Carolyne Roehm is one of our favorite lifestyle experts. Elegant and thoughtful, her writing is like her gardens: full of beauty and interest. She was kind enough to give us an exclusive look at her new book, At Home In The Garden, out October 27th.
I have previously observed that, in many respects, having a garden is like being in love. You can read about it in books, but practical, hands on experience remains the best—indeed, the only—true teacher. Benjamin Franklin noted that we never learn from our successes, only our mistakes, and what you learn from gardening is that creating a bed of roses is no bed of roses. It requires long, hard work, and a mountain of learning by doing, to get your arms around the challenges of making, and keeping, a garden. The surprise is that, while there’s never a guarantee of success, once you have been around the block (or boxwood) a few times, some things come with surprising ease. Which is a lot like love as well.
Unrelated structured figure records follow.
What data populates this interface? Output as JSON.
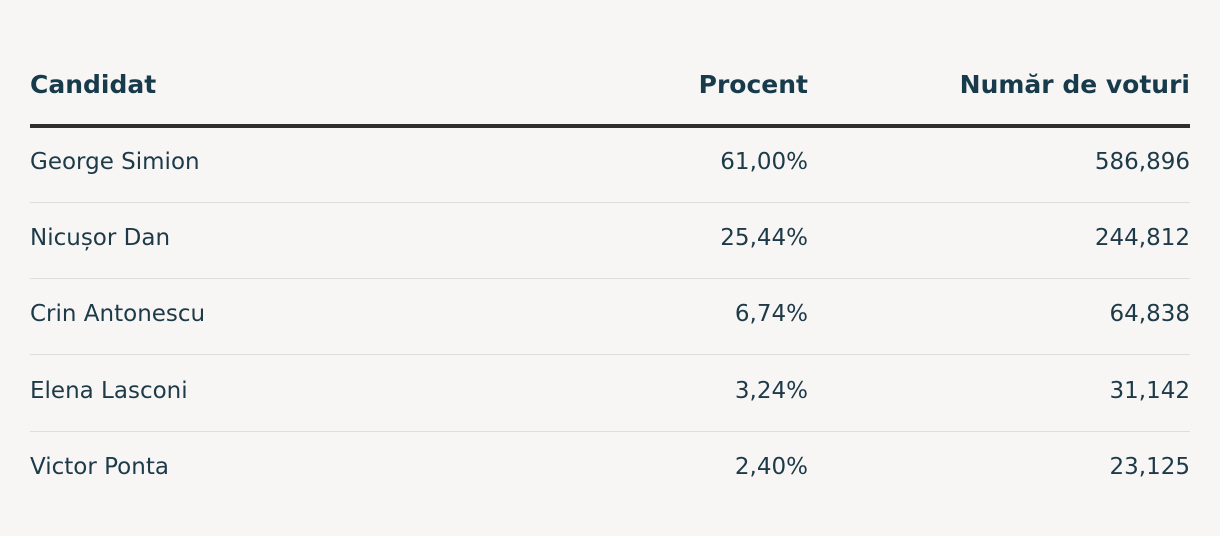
{
  "table": {
    "headers": [
      "Candidat",
      "Procent",
      "Număr de voturi"
    ],
    "rows": [
      [
        "George Simion",
        "61,00%",
        "586,896"
      ],
      [
        "Nicușor Dan",
        "25,44%",
        "244,812"
      ],
      [
        "Crin Antonescu",
        "6,74%",
        "64,838"
      ],
      [
        "Elena Lasconi",
        "3,24%",
        "31,142"
      ],
      [
        "Victor Ponta",
        "2,40%",
        "23,125"
      ]
    ]
  }
}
The things you learn from love and the garden, excruciating as they may be, inevitably make you smarter, more mature, ever more capable of fielding cosmic curveballs, and surprisingly, more at peace. The lesson above all: from neither a partner nor a patch of soil can you get what cannot be given—they must be taken for what they offer, not blamed for what they can never be. If you accept the limits of both, and learn how to coax forward their strengths, well, your most ardent wishes might not come true, but what you cultivate will be genuine, special, fully realized in every particular, and more satisfying than you might ever have imaged. Or else you’ll cut your losses and move on.
The best gardens are the ones that look good in all seasons. If you can create a landscape that doesn’t only come to life in spring, it will be a source of pleasure—even when it’s too cold to venture out.